Keine Verzögerungen durch GBR

Walafried Schrott (SPD) sehe in einem Gestaltungsbeirat die Chance, die Architektur in Singen noch besser zu machen. „Wenn die Erwartungen an dieses Gremium nicht in Erfüllung gehen, kann man es auch relativ rasch auslaufen lassen“, sagte er.

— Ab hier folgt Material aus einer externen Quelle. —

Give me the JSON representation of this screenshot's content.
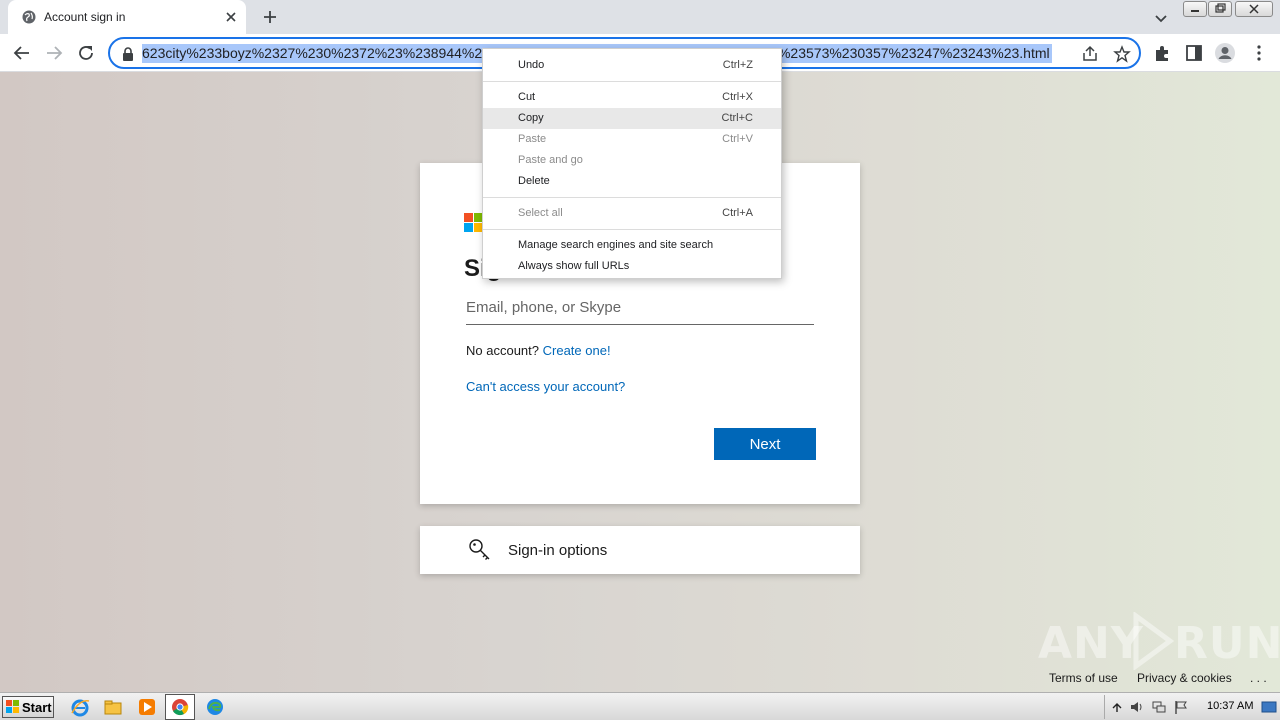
{
  "browser": {
    "tab_title": "Account sign in",
    "url": "623city%233boyz%2327%230%2372%23%238944%2327%233271%2330057%2385%23243%23573%23573%230357%23247%23243%23.html"
  },
  "context_menu": {
    "items": [
      {
        "label": "Undo",
        "shortcut": "Ctrl+Z"
      },
      {
        "label": "Cut",
        "shortcut": "Ctrl+X"
      },
      {
        "label": "Copy",
        "shortcut": "Ctrl+C"
      },
      {
        "label": "Paste",
        "shortcut": "Ctrl+V"
      },
      {
        "label": "Paste and go",
        "shortcut": ""
      },
      {
        "label": "Delete",
        "shortcut": ""
      },
      {
        "label": "Select all",
        "shortcut": "Ctrl+A"
      },
      {
        "label": "Manage search engines and site search",
        "shortcut": ""
      },
      {
        "label": "Always show full URLs",
        "shortcut": ""
      }
    ]
  },
  "signin": {
    "heading": "Sig",
    "email_placeholder": "Email, phone, or Skype",
    "no_account_text": "No account?",
    "create_link": "Create one!",
    "cant_access_link": "Can't access your account?",
    "next_label": "Next",
    "options_label": "Sign-in options"
  },
  "footer": {
    "terms": "Terms of use",
    "privacy": "Privacy & cookies",
    "more": ". . ."
  },
  "watermark": {
    "left": "ANY",
    "right": "RUN"
  },
  "taskbar": {
    "start_label": "Start",
    "clock": "10:37 AM"
  },
  "colors": {
    "accent": "#0067b8",
    "omnibox_focus": "#1a73e8",
    "url_selection": "#a8c7fa"
  }
}
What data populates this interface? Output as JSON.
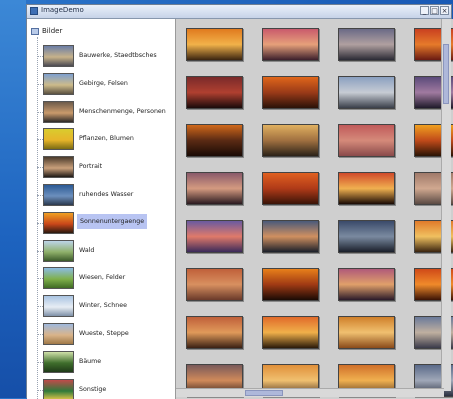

Walafried Schrott (SPD): „Es ist kein Verzögerungsbeirat, sondern kann auch manche Runde sparen.“
Walafried Schrott (SPD): „Es ist kein Verzögerungsbeirat, sondern kann auch manche Runde sparen.“ | Bild: SK

Ein Gestaltungsbeirat würde Bauvorhaben nicht in die Länge ziehen. „Es ist kein Verzögerungsbeirat, sondern kann auch manche Runde sparen, die in einem Ausschuss oder Gemeinderat gedreht wird“, sagte er. Einen Gestaltungsbeirat auf Zuruf halte er indes für nicht sinnvoll und zielführend: „Das verzögert, weil man die Leute erst einmal zusammenholen muss.“ Auch einen ständigen Gestaltungsbeirat würde man nicht zusammenrufen, wenn es kein Projekt gebe. Unterstützung erhielt er von Eberhard Röhm (Grüne).

Eberhard Röhm (Grüne): „Es ist nicht verwerflich, Expertise von außen zu holen.“
Eberhard Röhm (Grüne): „Es ist nicht verwerflich, Expertise von außen zu holen.“ | Bild: SK

Sein Appell: „Es ist nicht verwerflich, Expertise von außen zu holen, etwa Architekten mit räumlicher Distanz zu Singen.“ Das Projekt am Ziegeleiweiher habe sich auch ohne GBR hingezogen. Volkmar Schmitt-Förster (Freie Wähler) vertrete zwar die Meinung, dass Singen bei den bisherigen Bauvorhaben gut gefahren sei – mehr aber auch nicht.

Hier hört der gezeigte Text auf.